Sprouse, 38, was accused of lying to lenders, falsifying settlement statements and stealing from her clients while reaping millions of dollars for her and co-conspirators. They included mortgage brokers, real estate agents and an appraiser.

The jury today convicted her of bank fraud and money laundering, among other crimes.

Again, we see the fuzzy math that only state-worshiping journalists can give us. No one is arguing otherwise that after expenses, she made about $40 or $50 per closing, and even if one claims that the $500 per closing was her actual take-home income, the number that the prosecution gives us is far less than even a million dollars, yet the "made millions" lie persists.

One of the things that the press decided was not important to report was that the prosecutors used the RICO statutes to seize her property before the trial, which meant she no longer had the funds by which to pay her attorney. Her original attorney asked the trial judge if she could be assigned to the case, but the judge told her that the court would allocate only $25,000 for the defense.

The attorney replied that the sum would not begin to cover the legal expenses and that if she stayed on the case, she would "bankrupt" her law firm.
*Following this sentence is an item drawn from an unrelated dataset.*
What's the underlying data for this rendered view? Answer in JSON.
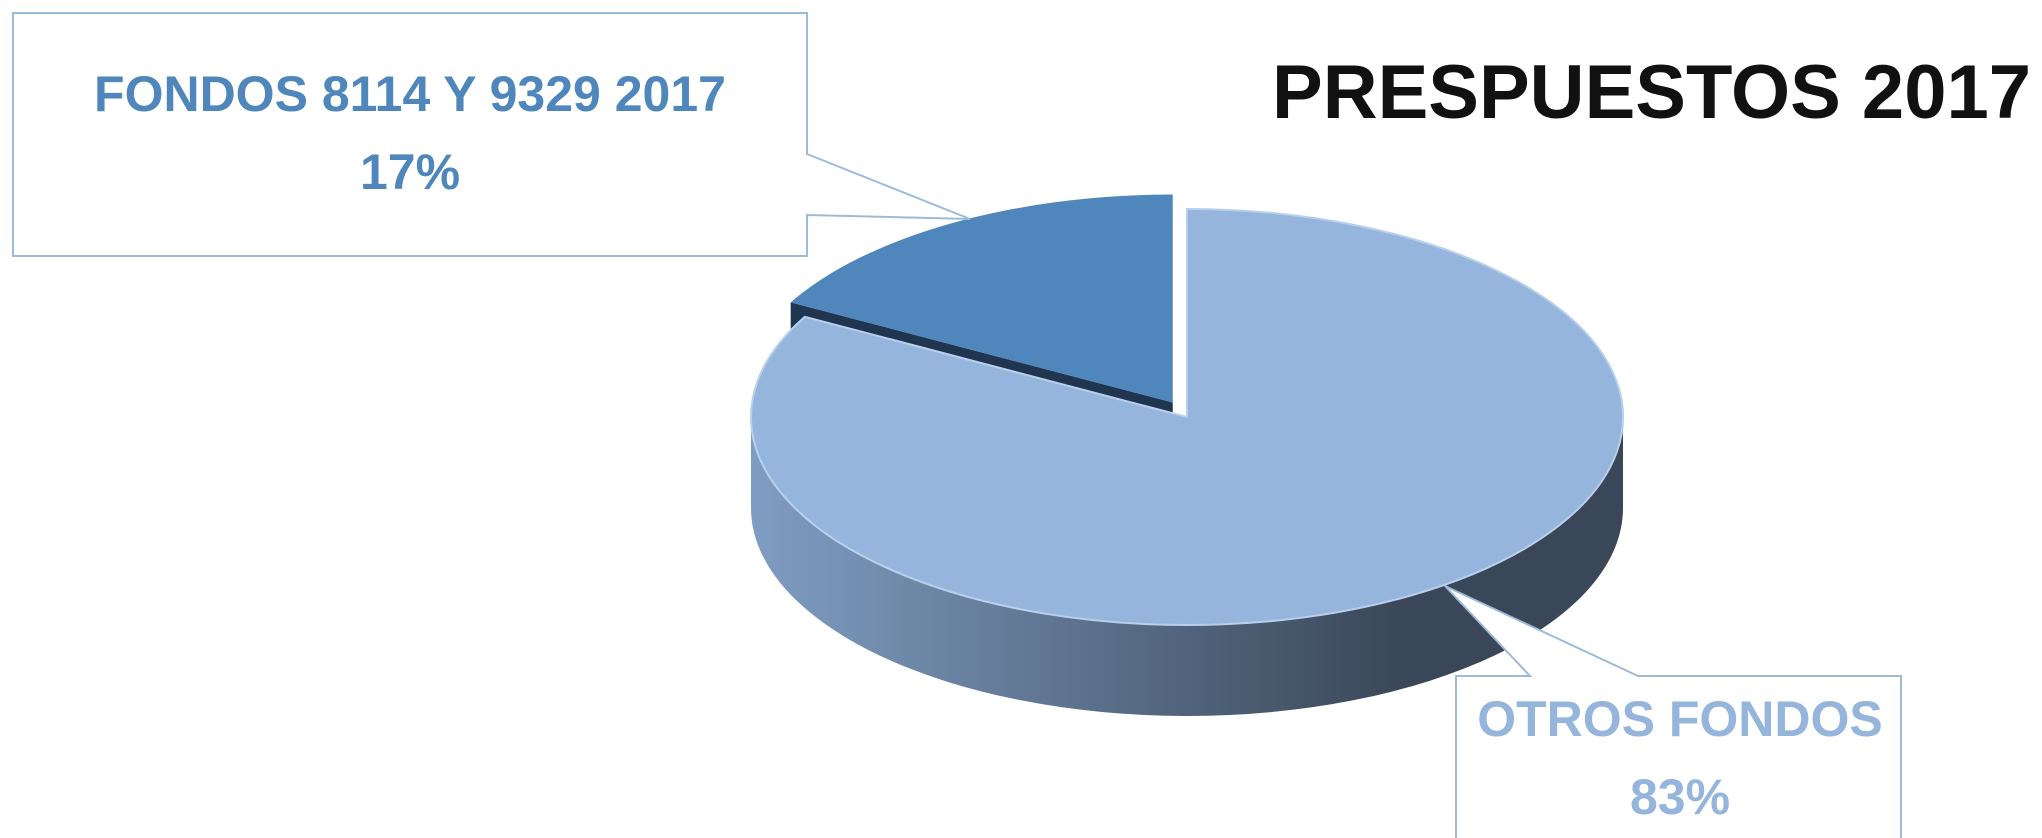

Thus, Sprouse was declared "indigent" and assigned attorneys whose "legal" experience in federal court has been pleading out drug cases, and who had no desire to take the case to court, demanding that Sprouse take a plea and accept 20 years in prison. Victoria Sprouse was alone in that courtroom, facing federal prosecutors who were being untruthful about how much money she made and having attorneys who clearly did not care about their client behind her.
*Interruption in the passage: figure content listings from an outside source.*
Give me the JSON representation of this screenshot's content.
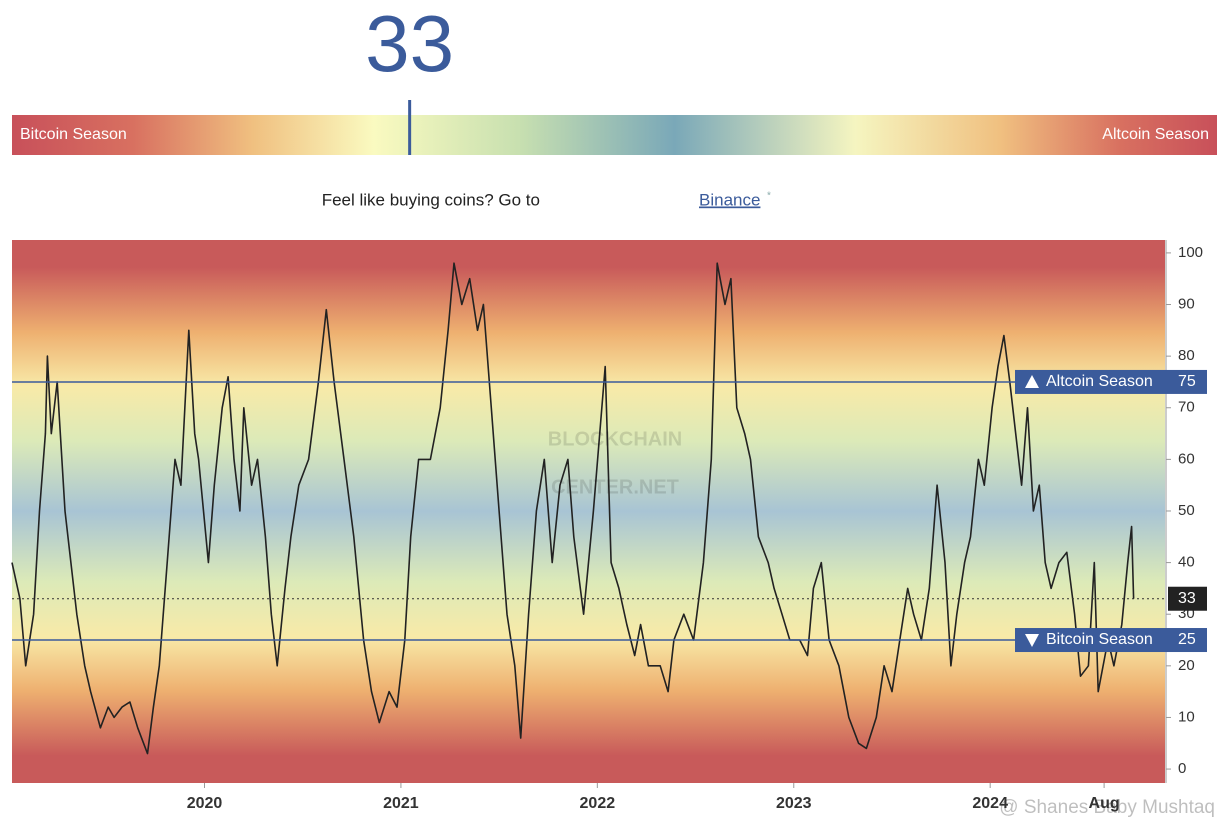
{
  "chart_data": {
    "type": "line",
    "gauge": {
      "value": 33,
      "lim": [
        0,
        100
      ],
      "left_label": "Bitcoin Season",
      "right_label": "Altcoin Season"
    },
    "promo": "Feel like buying coins? Go to",
    "link": "Binance",
    "watermark": [
      "BLOCKCHAIN",
      "CENTER.NET"
    ],
    "credit": "@ Shanes Baby Mushtaq",
    "x": [
      2019.02,
      2019.06,
      2019.09,
      2019.13,
      2019.16,
      2019.19,
      2019.2,
      2019.22,
      2019.25,
      2019.29,
      2019.32,
      2019.35,
      2019.39,
      2019.42,
      2019.47,
      2019.51,
      2019.54,
      2019.58,
      2019.62,
      2019.66,
      2019.71,
      2019.74,
      2019.77,
      2019.81,
      2019.85,
      2019.88,
      2019.92,
      2019.95,
      2019.97,
      2020.02,
      2020.05,
      2020.09,
      2020.12,
      2020.15,
      2020.18,
      2020.2,
      2020.24,
      2020.27,
      2020.31,
      2020.34,
      2020.37,
      2020.41,
      2020.44,
      2020.48,
      2020.53,
      2020.58,
      2020.62,
      2020.66,
      2020.71,
      2020.76,
      2020.81,
      2020.85,
      2020.89,
      2020.94,
      2020.98,
      2021.02,
      2021.05,
      2021.09,
      2021.15,
      2021.2,
      2021.24,
      2021.27,
      2021.31,
      2021.35,
      2021.39,
      2021.42,
      2021.46,
      2021.5,
      2021.54,
      2021.58,
      2021.61,
      2021.65,
      2021.69,
      2021.73,
      2021.77,
      2021.81,
      2021.85,
      2021.88,
      2021.93,
      2021.98,
      2022.04,
      2022.07,
      2022.11,
      2022.15,
      2022.19,
      2022.22,
      2022.26,
      2022.32,
      2022.36,
      2022.39,
      2022.44,
      2022.49,
      2022.54,
      2022.58,
      2022.61,
      2022.65,
      2022.68,
      2022.71,
      2022.75,
      2022.78,
      2022.82,
      2022.87,
      2022.9,
      2022.94,
      2022.98,
      2023.03,
      2023.07,
      2023.1,
      2023.14,
      2023.18,
      2023.23,
      2023.28,
      2023.33,
      2023.37,
      2023.42,
      2023.46,
      2023.5,
      2023.54,
      2023.58,
      2023.61,
      2023.65,
      2023.69,
      2023.73,
      2023.77,
      2023.8,
      2023.83,
      2023.87,
      2023.9,
      2023.94,
      2023.97,
      2024.01,
      2024.04,
      2024.07,
      2024.1,
      2024.13,
      2024.16,
      2024.19,
      2024.22,
      2024.25,
      2024.28,
      2024.31,
      2024.35,
      2024.39,
      2024.43,
      2024.46,
      2024.5,
      2024.53,
      2024.55,
      2024.6,
      2024.63,
      2024.67,
      2024.7,
      2024.72,
      2024.73
    ],
    "series": [
      {
        "color": "#222222",
        "values": [
          40,
          33,
          20,
          30,
          50,
          65,
          80,
          65,
          75,
          50,
          40,
          30,
          20,
          15,
          8,
          12,
          10,
          12,
          13,
          8,
          3,
          12,
          20,
          40,
          60,
          55,
          85,
          65,
          60,
          40,
          55,
          70,
          76,
          60,
          50,
          70,
          55,
          60,
          45,
          30,
          20,
          35,
          45,
          55,
          60,
          75,
          89,
          75,
          60,
          45,
          25,
          15,
          9,
          15,
          12,
          25,
          45,
          60,
          60,
          70,
          85,
          98,
          90,
          95,
          85,
          90,
          70,
          50,
          30,
          20,
          6,
          30,
          50,
          60,
          40,
          55,
          60,
          45,
          30,
          50,
          78,
          40,
          35,
          28,
          22,
          28,
          20,
          20,
          15,
          25,
          30,
          25,
          40,
          60,
          98,
          90,
          95,
          70,
          65,
          60,
          45,
          40,
          35,
          30,
          25,
          25,
          22,
          35,
          40,
          25,
          20,
          10,
          5,
          4,
          10,
          20,
          15,
          25,
          35,
          30,
          25,
          35,
          55,
          40,
          20,
          30,
          40,
          45,
          60,
          55,
          70,
          78,
          84,
          75,
          65,
          55,
          70,
          50,
          55,
          40,
          35,
          40,
          42,
          30,
          18,
          20,
          40,
          15,
          25,
          20,
          28,
          40,
          47,
          33
        ]
      }
    ],
    "xlim": [
      2019.02,
      2024.89
    ],
    "xticks": [
      2020,
      2021,
      2022,
      2023,
      2024,
      {
        "value": 2024.58,
        "label": "Aug"
      }
    ],
    "ylim": [
      -2.7,
      102.5
    ],
    "yticks": [
      0,
      10,
      20,
      30,
      40,
      50,
      60,
      70,
      80,
      90,
      100
    ],
    "reference_lines": [
      {
        "value": 75,
        "label": "Altcoin Season",
        "color": "#3b5b9b"
      },
      {
        "value": 25,
        "label": "Bitcoin Season",
        "color": "#3b5b9b"
      }
    ],
    "current": 33
  }
}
During preparations, Sprouse found her attorneys fighting every move she made, all the time telling her she could not win at trial. Furthermore, during the trial, prosecutors claimed that Sprouse signed illegal documents, but failed to point out that many of those documents had been approved by the banks and had been notarized even before Sprouse signed them.

You see, there is a difference between intentionally preparing false documents or signing documents someone else has prepared that are false. If Sprouse was guilty, then so were the appraisers, the bankers (and their lawyers) and everyone else in the pipeline.
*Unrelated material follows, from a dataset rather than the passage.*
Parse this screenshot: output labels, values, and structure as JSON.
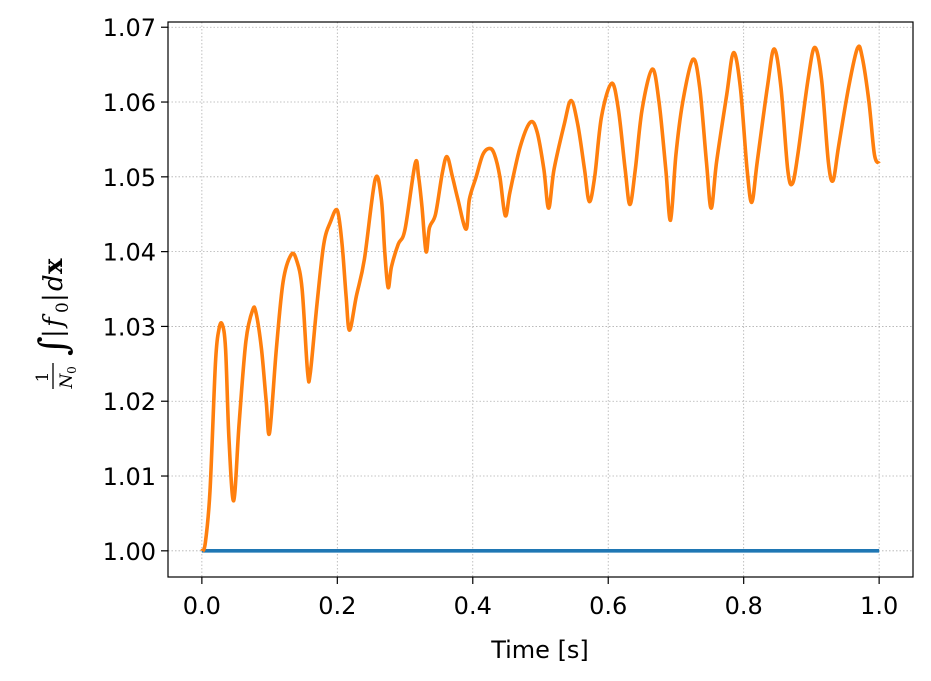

The worshipful North Carolina press (the same media that treated Michael Nifong like a Greek God Avenger of Justice during the infamous Duke Lacrosse Case) also failed to let its news consumers know about another fact: the statute of limitations twice ran out on this case, and prosecutors asked Sprouse for a continuance both times.

Now, a person who knew he or she were guilty would have jumped at the chance to have the charges behind them. However, Sprouse believed she had a case for innocence and wanted that opportunity to demonstrate such in a court of law. (Well, we forget that federal courts long ago stopped being "courts of law," as they now are the fiefdoms of ambitious prosecutors.)

There were more falsehoods. The prosecution claimed that it was people like Sprouse who were responsible for the meltdown in the housing market; that simply is not true, and has been handled many times over on this page. Yet, time and again, we see federal prosecutors pulling out that hoary lie and convincing jurors that the reason for the meltdown was people like Vickie Sprouse instead of people like Alan Greenspan and others who created the housing bubble.

As a Charlotte TV station declared:

Prosecutors said she contributed to a wave of foreclosures in the Charlotte area, and that such frauds have played a significant role in the banking meltdown that has crippled the U.S. economy.

Interestingly, the prosecution never did present evidence of that statement during the trial. Yes, some of the properties which she helped close went into foreclosure, but if that is going to become a crime in the USA, then a lot of bankers, mortgage brokers, real estate agents, and attorneys are going to be filling the jails.

What we are seeing in the Sprouse conviction is the beginning of a coming wave in which business and financial failures are going to become criminalized. The last thing the government wants Americans to believe is that government policies — legal government policies (we are playing loose with "legal") — had anything to do with the economic meltdown that goes on around us.